- Born: Los Angeles, California, U.S.
- Occupation: Illustrator;
- Website: www.jenbartel.com

= Jen Bartel =

American illustrator and comic artist

Jen Bartel is an American illustrator and comic artist, best known for her work for Marvel Comics and Image Comics. She co-created the comic Blackbird for Image with Sam Humphries. She won two Eisner Awards for her work as a cover artist in 2019 and 2022.

==Personal life==
Jen Bartel was born in Los Angeles and is from Korean and Japanese descent. She spent her childhood, from first grade up to graduating high school in South Korea. She is queer.

==Career==
Bartel was scouted for mainstream comics cover work after she published her fan art on social media platforms.

Bartel created the cover art for Star Wars: Women of the Galaxy, and DC: Women of Action, both published by Chronicle Books.

She created graphic designs for Adidas brand shoes featuring the Marvel Cinematic Universe character Captain Marvel, and Marvel Cinematic Universe character Thanos tied in with the releases of the Captain Marvel and Avengers: Endgame films in 2019.

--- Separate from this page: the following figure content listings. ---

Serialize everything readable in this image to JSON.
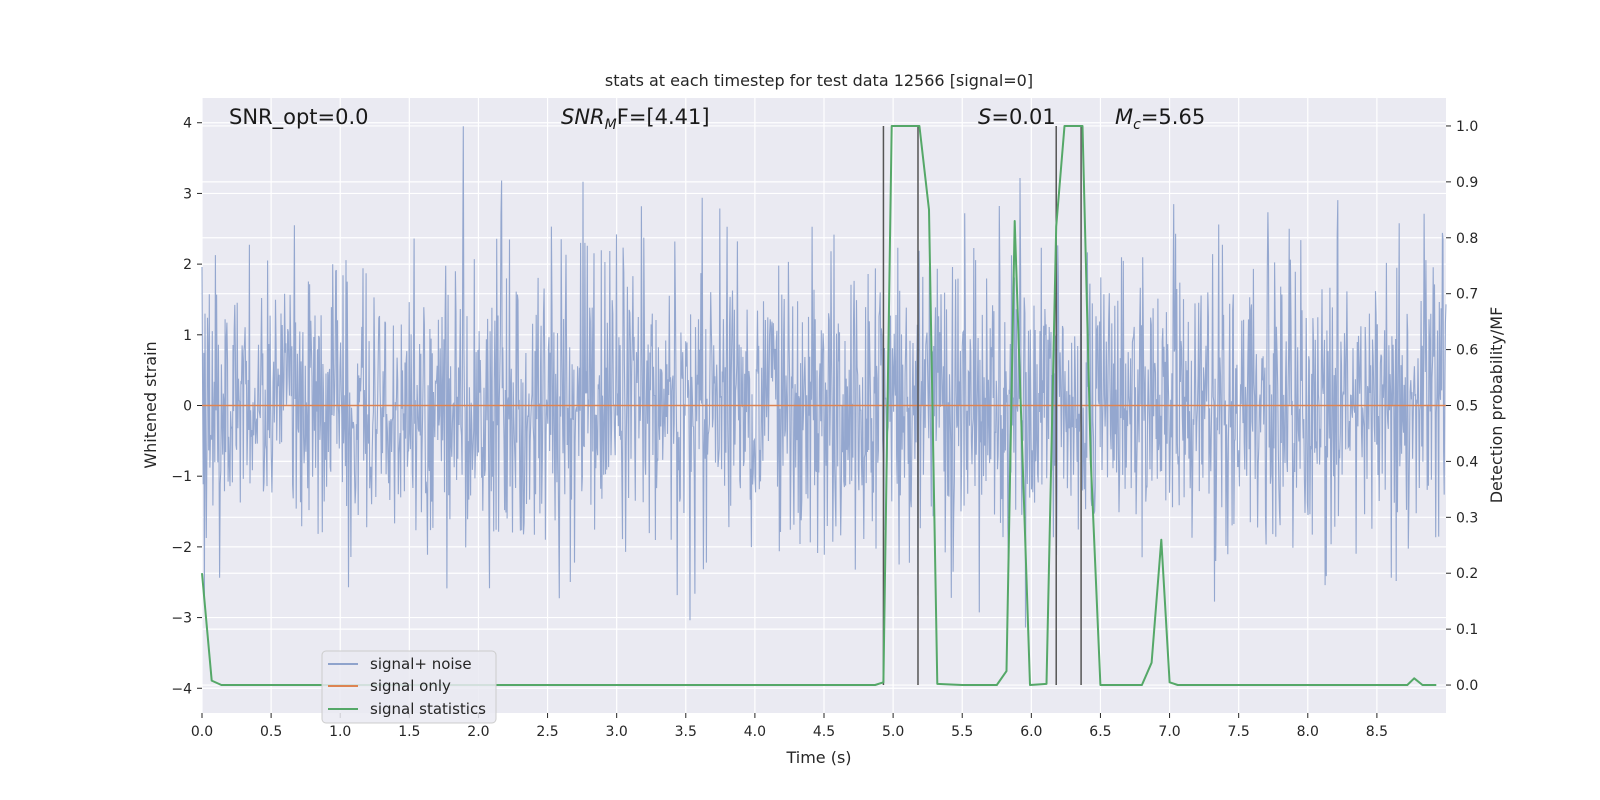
{
  "chart_data": {
    "type": "line",
    "title": "stats at each timestep for test data 12566 [signal=0]",
    "xlabel": "Time (s)",
    "ylabel": "Whitened strain",
    "y2label": "Detection probability/MF",
    "xlim": [
      0.0,
      9.0
    ],
    "ylim": [
      -4.35,
      4.35
    ],
    "y2lim": [
      -0.05,
      1.05
    ],
    "xticks": [
      0.0,
      0.5,
      1.0,
      1.5,
      2.0,
      2.5,
      3.0,
      3.5,
      4.0,
      4.5,
      5.0,
      5.5,
      6.0,
      6.5,
      7.0,
      7.5,
      8.0,
      8.5
    ],
    "xtick_labels": [
      "0.0",
      "0.5",
      "1.0",
      "1.5",
      "2.0",
      "2.5",
      "3.0",
      "3.5",
      "4.0",
      "4.5",
      "5.0",
      "5.5",
      "6.0",
      "6.5",
      "7.0",
      "7.5",
      "8.0",
      "8.5"
    ],
    "yticks": [
      4,
      3,
      2,
      1,
      0,
      -1,
      -2,
      -3,
      -4
    ],
    "ytick_labels": [
      "4",
      "3",
      "2",
      "1",
      "0",
      "−1",
      "−2",
      "−3",
      "−4"
    ],
    "y2ticks": [
      1.0,
      0.9,
      0.8,
      0.7,
      0.6,
      0.5,
      0.4,
      0.3,
      0.2,
      0.1,
      0.0
    ],
    "y2tick_labels": [
      "1.0",
      "0.9",
      "0.8",
      "0.7",
      "0.6",
      "0.5",
      "0.4",
      "0.3",
      "0.2",
      "0.1",
      "0.0"
    ],
    "grid": true,
    "legend_position": "lower-left",
    "annotations": {
      "snr_opt": "SNR_opt=0.0",
      "snr_mf_main": "SNR",
      "snr_mf_sub": "M",
      "snr_mf_rest": "F=[4.41]",
      "s_main": "S",
      "s_rest": "=0.01",
      "mc_main": "M",
      "mc_sub": "c",
      "mc_rest": "=5.65"
    },
    "series": [
      {
        "name": "signal+ noise",
        "color": "#8fa3cc",
        "style": "noise",
        "seed": 12566,
        "sigma": 1.0,
        "samples": 2048
      },
      {
        "name": "signal only",
        "color": "#dd8452",
        "x": [
          0.0,
          9.0
        ],
        "y": [
          0.0,
          0.0
        ]
      },
      {
        "name": "signal statistics",
        "color": "#55a868",
        "axis": "right",
        "x": [
          0.0,
          0.07,
          0.14,
          0.5,
          1.0,
          2.0,
          3.0,
          4.0,
          4.5,
          4.87,
          4.93,
          4.99,
          5.19,
          5.26,
          5.32,
          5.5,
          5.75,
          5.82,
          5.88,
          5.99,
          6.11,
          6.18,
          6.24,
          6.37,
          6.43,
          6.5,
          6.56,
          6.8,
          6.87,
          6.94,
          7.0,
          7.06,
          7.5,
          8.0,
          8.5,
          8.72,
          8.77,
          8.83,
          8.93
        ],
        "y": [
          0.2,
          0.008,
          0.0,
          0.0,
          0.0,
          0.0,
          0.0,
          0.0,
          0.0,
          0.0,
          0.005,
          1.0,
          1.0,
          0.85,
          0.002,
          0.0,
          0.0,
          0.025,
          0.83,
          0.0,
          0.002,
          0.82,
          1.0,
          1.0,
          0.4,
          0.0,
          0.0,
          0.0,
          0.04,
          0.26,
          0.005,
          0.0,
          0.0,
          0.0,
          0.0,
          0.0,
          0.012,
          0.0,
          0.0
        ]
      }
    ],
    "vlines": [
      4.93,
      5.18,
      6.18,
      6.36
    ],
    "vline_color": "#555555"
  }
}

Bartel also created graphic designs for the Puma and Foot Locker corporation featuring DC Extended Universe character Harley Quinn timed to coincide with the release of the DC Extended Universe film Birds of Prey (and the Fantabulous Emancipation of One Harley Quinn).

In 2021 Bartel created a Marvel variant cover collection to celebrate Women's History Month. She created eight covers that showed off some othe most popular Marvel female characters. Starting in 2022, Bartel was the main cover artist for Rainbow Rowell's She-Hulk.

In 2023, she continued her freelance work with Marvel. As part of the annual Hellfire Gala event, Bartel was commissioned by Marvel with designing a new gala outfit for Captain Marvel. It was included as a variant cover with Captain Marvel: Dark Tempest #1. With the new relaunch of the Captain Marvel volume that coincided with The Marvels, she was tasked with redesigning with the characters' costume using her own previous design as the base.

==Awards and nominations==
She has won two Eisner Awards for her work as a cover artist on Blackbird (Image) and Submerged (Vault) in 2019 and in 2022 for her Wonder Woman and Women of Marvel covers. Besides her two wins she was nominated in 2020 and 2023 for the same award.

In 2018, The Marvel Comic America, to which Bartel contributed as one artist among 18 creators, was nominated for a GLAAD media award.